GPUs are in big demand due to the AI Supercycle, and even five-year-old chips are seeing price bumps as NVIDIA CEO calls it "Good Wine".
NVIDIA's Fine Wine Moment: GPU Demand So High That Five-Year-Old Chips Are Rising In Prices
Fine Wine, a terminology that has long been associated with GPUs since the AMD Vega days, is now being used for NVIDIA's GPUs, and the reason is quite the opposite of how we think about Fine Wine when talking about chips.
Previously, the term was associated with GPUs when they saw a massive uplift in performance through optimizations to the driver stack, but now, it's being used for pricing.
As NVIDIA's CEO states, the demand for GPUs is explosive. Every data center in the world with AI needs is running GPUs, and while the CPU demand is going up drastically too, GPUs are still the primary compute component. This demand has led to a severe shortage of GPUs, leading semiconductor manufacturers to witness massive production and supply constraints.
This has resulted in a price hike across every single tech component, including GPUs. But it's not just new GPUs that are affected by this growing demand; older GPUs are just as much affected, and the demand is now causing a price hike across GPUs that are 4-5 years old.
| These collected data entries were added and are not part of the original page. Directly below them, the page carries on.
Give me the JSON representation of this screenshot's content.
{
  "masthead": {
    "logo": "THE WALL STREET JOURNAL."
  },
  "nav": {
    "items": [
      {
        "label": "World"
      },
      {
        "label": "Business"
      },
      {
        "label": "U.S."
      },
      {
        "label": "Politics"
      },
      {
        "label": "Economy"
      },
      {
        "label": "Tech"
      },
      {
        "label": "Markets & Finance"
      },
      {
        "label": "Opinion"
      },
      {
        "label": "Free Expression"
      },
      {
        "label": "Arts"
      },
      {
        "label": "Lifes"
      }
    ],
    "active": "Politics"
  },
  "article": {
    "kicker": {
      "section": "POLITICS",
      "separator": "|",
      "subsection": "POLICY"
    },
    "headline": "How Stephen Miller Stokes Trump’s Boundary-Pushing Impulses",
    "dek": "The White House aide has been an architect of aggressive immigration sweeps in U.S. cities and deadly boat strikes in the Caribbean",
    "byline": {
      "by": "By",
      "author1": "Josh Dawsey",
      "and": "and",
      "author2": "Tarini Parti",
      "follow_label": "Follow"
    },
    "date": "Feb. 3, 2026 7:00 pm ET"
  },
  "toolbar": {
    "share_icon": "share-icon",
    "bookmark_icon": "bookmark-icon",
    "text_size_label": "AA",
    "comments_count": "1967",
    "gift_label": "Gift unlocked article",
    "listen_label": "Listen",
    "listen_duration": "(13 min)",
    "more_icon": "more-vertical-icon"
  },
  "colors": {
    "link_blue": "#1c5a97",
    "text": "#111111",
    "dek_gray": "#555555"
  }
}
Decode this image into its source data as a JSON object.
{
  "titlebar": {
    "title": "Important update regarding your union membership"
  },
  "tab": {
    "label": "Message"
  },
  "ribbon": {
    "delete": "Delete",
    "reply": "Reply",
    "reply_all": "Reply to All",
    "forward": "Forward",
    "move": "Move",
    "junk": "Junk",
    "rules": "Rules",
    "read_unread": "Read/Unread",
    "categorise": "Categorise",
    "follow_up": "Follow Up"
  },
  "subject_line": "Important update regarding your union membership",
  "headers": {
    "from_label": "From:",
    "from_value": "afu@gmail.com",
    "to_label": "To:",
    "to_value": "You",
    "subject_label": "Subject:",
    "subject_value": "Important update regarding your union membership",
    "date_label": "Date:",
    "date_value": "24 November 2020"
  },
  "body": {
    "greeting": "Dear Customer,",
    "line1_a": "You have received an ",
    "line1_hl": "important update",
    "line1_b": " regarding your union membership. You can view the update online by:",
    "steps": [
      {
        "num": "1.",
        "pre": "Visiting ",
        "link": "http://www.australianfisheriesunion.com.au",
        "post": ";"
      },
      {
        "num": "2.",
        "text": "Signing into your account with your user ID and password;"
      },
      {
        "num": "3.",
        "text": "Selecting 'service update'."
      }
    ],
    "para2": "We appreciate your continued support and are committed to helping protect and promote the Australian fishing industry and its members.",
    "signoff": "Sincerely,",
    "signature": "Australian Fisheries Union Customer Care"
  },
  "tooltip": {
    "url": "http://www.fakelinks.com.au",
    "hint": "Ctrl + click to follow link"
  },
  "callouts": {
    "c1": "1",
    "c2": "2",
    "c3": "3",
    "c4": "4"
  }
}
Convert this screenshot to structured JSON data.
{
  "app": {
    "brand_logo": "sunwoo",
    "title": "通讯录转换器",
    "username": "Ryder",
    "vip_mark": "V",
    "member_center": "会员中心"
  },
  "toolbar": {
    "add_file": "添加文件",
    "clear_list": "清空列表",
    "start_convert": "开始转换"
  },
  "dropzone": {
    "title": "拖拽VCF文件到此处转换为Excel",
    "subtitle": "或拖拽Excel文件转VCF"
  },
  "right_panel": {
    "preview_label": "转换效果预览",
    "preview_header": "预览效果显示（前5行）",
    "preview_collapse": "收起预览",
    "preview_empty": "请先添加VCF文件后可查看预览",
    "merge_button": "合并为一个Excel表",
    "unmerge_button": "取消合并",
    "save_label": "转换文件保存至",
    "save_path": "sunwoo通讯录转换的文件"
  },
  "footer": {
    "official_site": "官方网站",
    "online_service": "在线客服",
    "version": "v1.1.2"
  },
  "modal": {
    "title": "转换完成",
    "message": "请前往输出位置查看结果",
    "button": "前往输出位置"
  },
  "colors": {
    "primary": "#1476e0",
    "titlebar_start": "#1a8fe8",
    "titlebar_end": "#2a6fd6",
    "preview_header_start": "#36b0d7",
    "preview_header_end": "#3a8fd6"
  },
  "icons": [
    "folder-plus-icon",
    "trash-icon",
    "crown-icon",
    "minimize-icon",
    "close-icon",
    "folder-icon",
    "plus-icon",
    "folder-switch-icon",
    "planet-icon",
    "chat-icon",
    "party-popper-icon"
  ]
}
NVIDIA's CEO states that the older GPUs are rising in price faster than good wine, meaning they are aging really well. The thing is that even though 4-5 years old refers to NVIDIA's Hopper generation of GPUs, the chips are still very much viable for AI and compute purposes thanks to continued optimizations, software-stack updates, and other rollouts.
Even Coreweave's CEO says that demand across older GPUs is accelerating, and prices of older GPUs such as the Hopper H100s, H200s, L40S, and even the generation prior, the A100s, are more expensive versus the previous quarter.
The company claims that they largely remain sold out on their capacity across the entire fleet, and that is something that we are seeing across all industry segments. Semiconductor makers are out of wafers, GPU/CPU/DRAM makers are out of each respective component, and AI Cloud providers are running out of compute capacity as demand for new AI models continues to accelerate.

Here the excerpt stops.